Less of an issue with a git graph view, but personally I find that a bit messy to look at or you have to filter the branches out, at which point just go with squash commits anyway? Depends on you goals and workflow really.

There's a third option, rebase merge which is alright. Before you merge, all commits are rebased to the latest base branch commit, so they'll all appear grouped together and be appended onto the branch. This is alright if you want to retain the individual logical commits in the proper branch history, but if you do this it mostly makes sense to have proper housekeeping by spending time tailoring commits to be meaningful and have commit messages with relevant context.

Squash commits work great for third-party contributions, reviews can be iterative, you're less fussed about the commit history of the PR branch getting messy as you're more focused on the final result and review itself. Less friction on the contributor too.
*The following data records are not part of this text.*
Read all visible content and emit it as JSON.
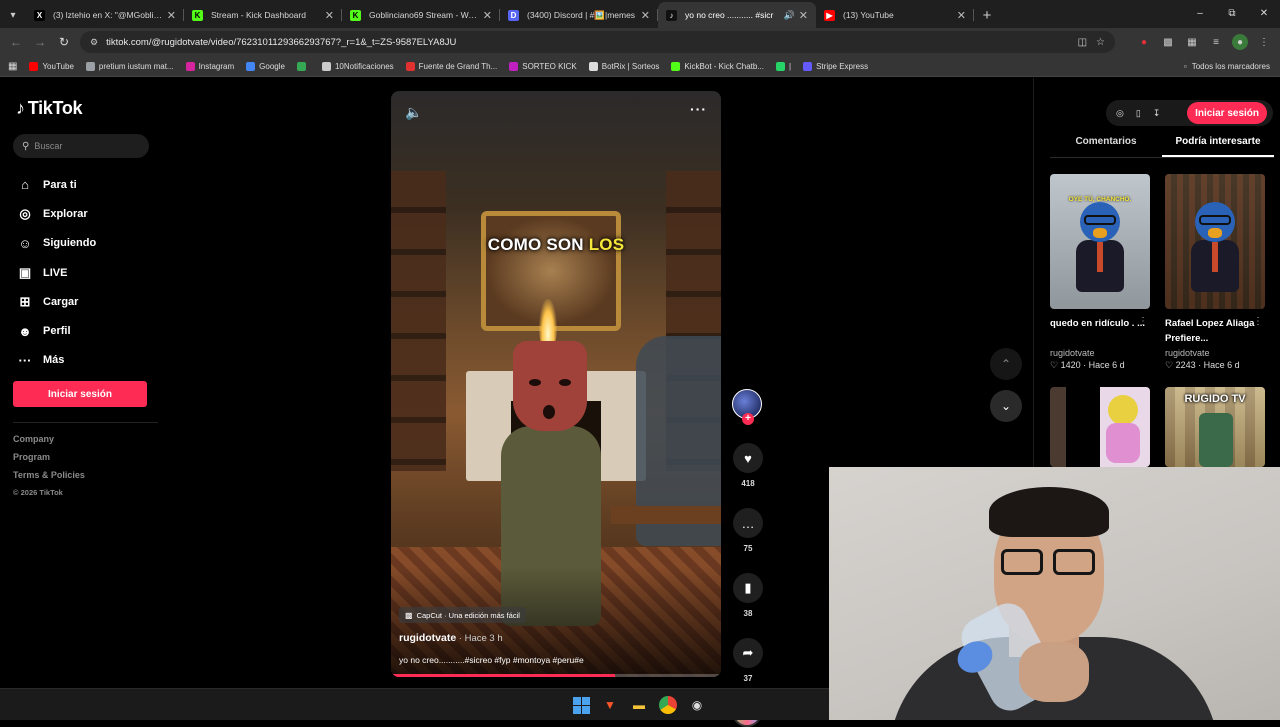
{
  "browser": {
    "tabs": [
      {
        "label": "(3) lztehio en X: \"@MGoblincia",
        "favicon": "X",
        "color": "#000000",
        "active": false
      },
      {
        "label": "Stream - Kick Dashboard",
        "favicon": "K",
        "color": "#53fc18",
        "active": false
      },
      {
        "label": "Goblinciano69 Stream - Watch",
        "favicon": "K",
        "color": "#53fc18",
        "active": false
      },
      {
        "label": "(3400) Discord | #🖼️|memes",
        "favicon": "D",
        "color": "#5865f2",
        "active": false
      },
      {
        "label": "yo no creo ........... #sicr",
        "favicon": "♪",
        "color": "#111111",
        "active": true
      },
      {
        "label": "(13) YouTube",
        "favicon": "▶",
        "color": "#ff0000",
        "active": false
      }
    ],
    "new_tab_glyph": "+",
    "window_controls": [
      "–",
      "⧉",
      "✕"
    ],
    "url": "tiktok.com/@rugidotvate/video/7623101129366293767?_r=1&_t=ZS-9587ELYA8JU",
    "bookmarks": [
      {
        "label": "YouTube",
        "color": "#ff0000"
      },
      {
        "label": "pretium iustum mat...",
        "color": "#9aa0a6"
      },
      {
        "label": "Instagram",
        "color": "#d6249f"
      },
      {
        "label": "Google",
        "color": "#4285f4"
      },
      {
        "label": "",
        "color": "#34a853"
      },
      {
        "label": "10Notificaciones",
        "color": "#cccccc"
      },
      {
        "label": "Fuente de Grand Th...",
        "color": "#e03030"
      },
      {
        "label": "SORTEO KICK",
        "color": "#c020c0"
      },
      {
        "label": "BotRix | Sorteos",
        "color": "#dddddd"
      },
      {
        "label": "KickBot - Kick Chatb...",
        "color": "#53fc18"
      },
      {
        "label": "|",
        "color": "#25d366"
      },
      {
        "label": "Stripe Express",
        "color": "#635bff"
      }
    ],
    "all_bookmarks": "Todos los marcadores"
  },
  "sidebar": {
    "logo": "TikTok",
    "search_placeholder": "Buscar",
    "nav": [
      {
        "label": "Para ti",
        "icon": "home-icon",
        "glyph": "⌂"
      },
      {
        "label": "Explorar",
        "icon": "compass-icon",
        "glyph": "◎"
      },
      {
        "label": "Siguiendo",
        "icon": "following-icon",
        "glyph": "☺"
      },
      {
        "label": "LIVE",
        "icon": "live-icon",
        "glyph": "▣"
      },
      {
        "label": "Cargar",
        "icon": "upload-icon",
        "glyph": "⊞"
      },
      {
        "label": "Perfil",
        "icon": "profile-icon",
        "glyph": "☻"
      },
      {
        "label": "Más",
        "icon": "more-icon",
        "glyph": "···"
      }
    ],
    "login": "Iniciar sesión",
    "footer": [
      "Company",
      "Program",
      "Terms & Policies"
    ],
    "copyright": "© 2026 TikTok"
  },
  "video": {
    "caption_main": "COMO SON",
    "caption_highlight": "LOS",
    "capcut": "CapCut · Una edición más fácil",
    "author": "rugidotvate",
    "ago": " · Hace 3 h",
    "description": "yo no creo...........#sicreo #fyp #montoya #peru#e",
    "progress": 0.68
  },
  "actions": {
    "likes": "418",
    "comments": "75",
    "saves": "38",
    "shares": "37"
  },
  "right_panel": {
    "login": "Iniciar sesión",
    "tabs": [
      "Comentarios",
      "Podría interesarte"
    ],
    "active_tab": 1,
    "cards": [
      {
        "title": "quedo en ridículo . ...",
        "user": "rugidotvate",
        "likes": "1420",
        "ago": "Hace 6 d",
        "overlay": "OYE TÚ, CHANCHO."
      },
      {
        "title": "Rafael Lopez Aliaga Prefiere...",
        "user": "rugidotvate",
        "likes": "2243",
        "ago": "Hace 6 d",
        "overlay": ""
      },
      {
        "overlay": ""
      },
      {
        "overlay": "RUGIDO TV"
      }
    ]
  },
  "colors": {
    "accent": "#fe2c55",
    "caption_highlight": "#f5e63a"
  }
}
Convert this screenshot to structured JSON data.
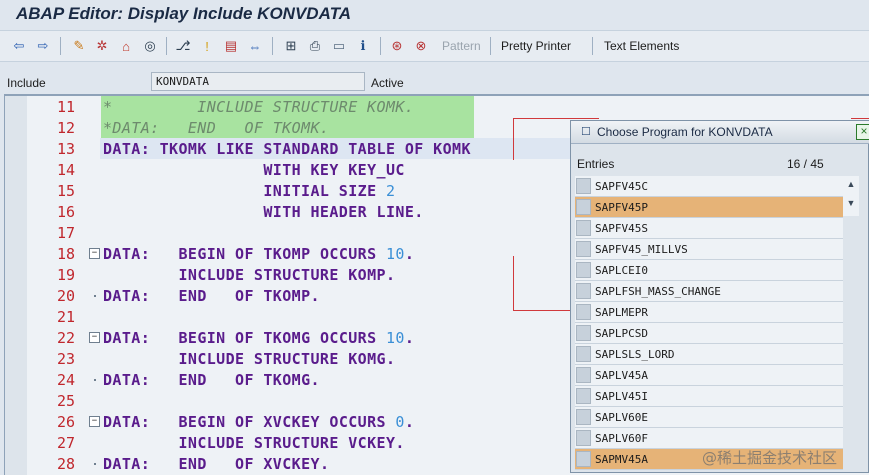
{
  "window": {
    "title": "ABAP Editor: Display Include KONVDATA"
  },
  "toolbar": {
    "icons": [
      "back-arrow-icon",
      "forward-arrow-icon",
      "display-change-icon",
      "other-object-icon",
      "activate-icon",
      "check-icon",
      "where-used-icon",
      "navigation-icon",
      "breakpoint-icon",
      "window-icon",
      "move-icon",
      "hierarchy-icon",
      "print-icon",
      "block-icon",
      "info-icon",
      "breakpoint-set-icon",
      "delete-breakpoint-icon"
    ],
    "pattern_label": "Pattern",
    "pretty_printer_label": "Pretty Printer",
    "text_elements_label": "Text Elements"
  },
  "include_row": {
    "label": "Include",
    "value": "KONVDATA",
    "status": "Active"
  },
  "editor": {
    "lines": [
      {
        "num": "11",
        "text": "*         INCLUDE STRUCTURE KOMK.",
        "comment": true,
        "fold": ""
      },
      {
        "num": "12",
        "text": "*DATA:   END   OF TKOMK.",
        "comment": true,
        "fold": ""
      },
      {
        "num": "13",
        "text": "DATA: TKOMK LIKE STANDARD TABLE OF KOMK",
        "comment": false,
        "fold": ""
      },
      {
        "num": "14",
        "text": "                 WITH KEY KEY_UC",
        "comment": false,
        "fold": ""
      },
      {
        "num": "15",
        "text": "                 INITIAL SIZE 2",
        "comment": false,
        "fold": ""
      },
      {
        "num": "16",
        "text": "                 WITH HEADER LINE.",
        "comment": false,
        "fold": ""
      },
      {
        "num": "17",
        "text": "",
        "comment": false,
        "fold": ""
      },
      {
        "num": "18",
        "text": "DATA:   BEGIN OF TKOMP OCCURS 10.",
        "comment": false,
        "fold": "minus"
      },
      {
        "num": "19",
        "text": "        INCLUDE STRUCTURE KOMP.",
        "comment": false,
        "fold": ""
      },
      {
        "num": "20",
        "text": "DATA:   END   OF TKOMP.",
        "comment": false,
        "fold": "dot"
      },
      {
        "num": "21",
        "text": "",
        "comment": false,
        "fold": ""
      },
      {
        "num": "22",
        "text": "DATA:   BEGIN OF TKOMG OCCURS 10.",
        "comment": false,
        "fold": "minus"
      },
      {
        "num": "23",
        "text": "        INCLUDE STRUCTURE KOMG.",
        "comment": false,
        "fold": ""
      },
      {
        "num": "24",
        "text": "DATA:   END   OF TKOMG.",
        "comment": false,
        "fold": "dot"
      },
      {
        "num": "25",
        "text": "",
        "comment": false,
        "fold": ""
      },
      {
        "num": "26",
        "text": "DATA:   BEGIN OF XVCKEY OCCURS 0.",
        "comment": false,
        "fold": "minus"
      },
      {
        "num": "27",
        "text": "        INCLUDE STRUCTURE VCKEY.",
        "comment": false,
        "fold": ""
      },
      {
        "num": "28",
        "text": "DATA:   END   OF XVCKEY.",
        "comment": false,
        "fold": "dot"
      }
    ]
  },
  "popup": {
    "title": "Choose Program for KONVDATA",
    "entries_label": "Entries",
    "entries_count": "16 / 45",
    "items": [
      {
        "name": "SAPFV45C",
        "selected": false
      },
      {
        "name": "SAPFV45P",
        "selected": true
      },
      {
        "name": "SAPFV45S",
        "selected": false
      },
      {
        "name": "SAPFV45_MILLVS",
        "selected": false
      },
      {
        "name": "SAPLCEI0",
        "selected": false
      },
      {
        "name": "SAPLFSH_MASS_CHANGE",
        "selected": false
      },
      {
        "name": "SAPLMEPR",
        "selected": false
      },
      {
        "name": "SAPLPCSD",
        "selected": false
      },
      {
        "name": "SAPLSLS_LORD",
        "selected": false
      },
      {
        "name": "SAPLV45A",
        "selected": false
      },
      {
        "name": "SAPLV45I",
        "selected": false
      },
      {
        "name": "SAPLV60E",
        "selected": false
      },
      {
        "name": "SAPLV60F",
        "selected": false
      },
      {
        "name": "SAPMV45A",
        "selected": true
      }
    ]
  },
  "watermark": "@稀土掘金技术社区"
}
When you merge the PR, you may want to adjust the commit title for the squashed commit, and Github will present the commit message as all commit titles + messages of the PR combined, so I just have a quick pass and trim out anything redundant, or copy/paste the PR description/summary, knowing that the PR will be referenced by the squashed commit should more context be needed (it's often rare).


Anyway, here's what your merge commit looks like, you can see since this is only a single commit PR, we both have the same commit title, just different dates and authorship. If you view this in a git graph you'll see my commit is from this separate branch that your merge commit "merges" in diff wise.

image

I'm not fussed about the credit, but if this was a squash merge it'd be a commit like mine but where your merge commit is, it'll attribute me as the author and you as the committer IIRC. You can see the docker-mailserver commit history if you'd like to see what squash commit looks like in comparison.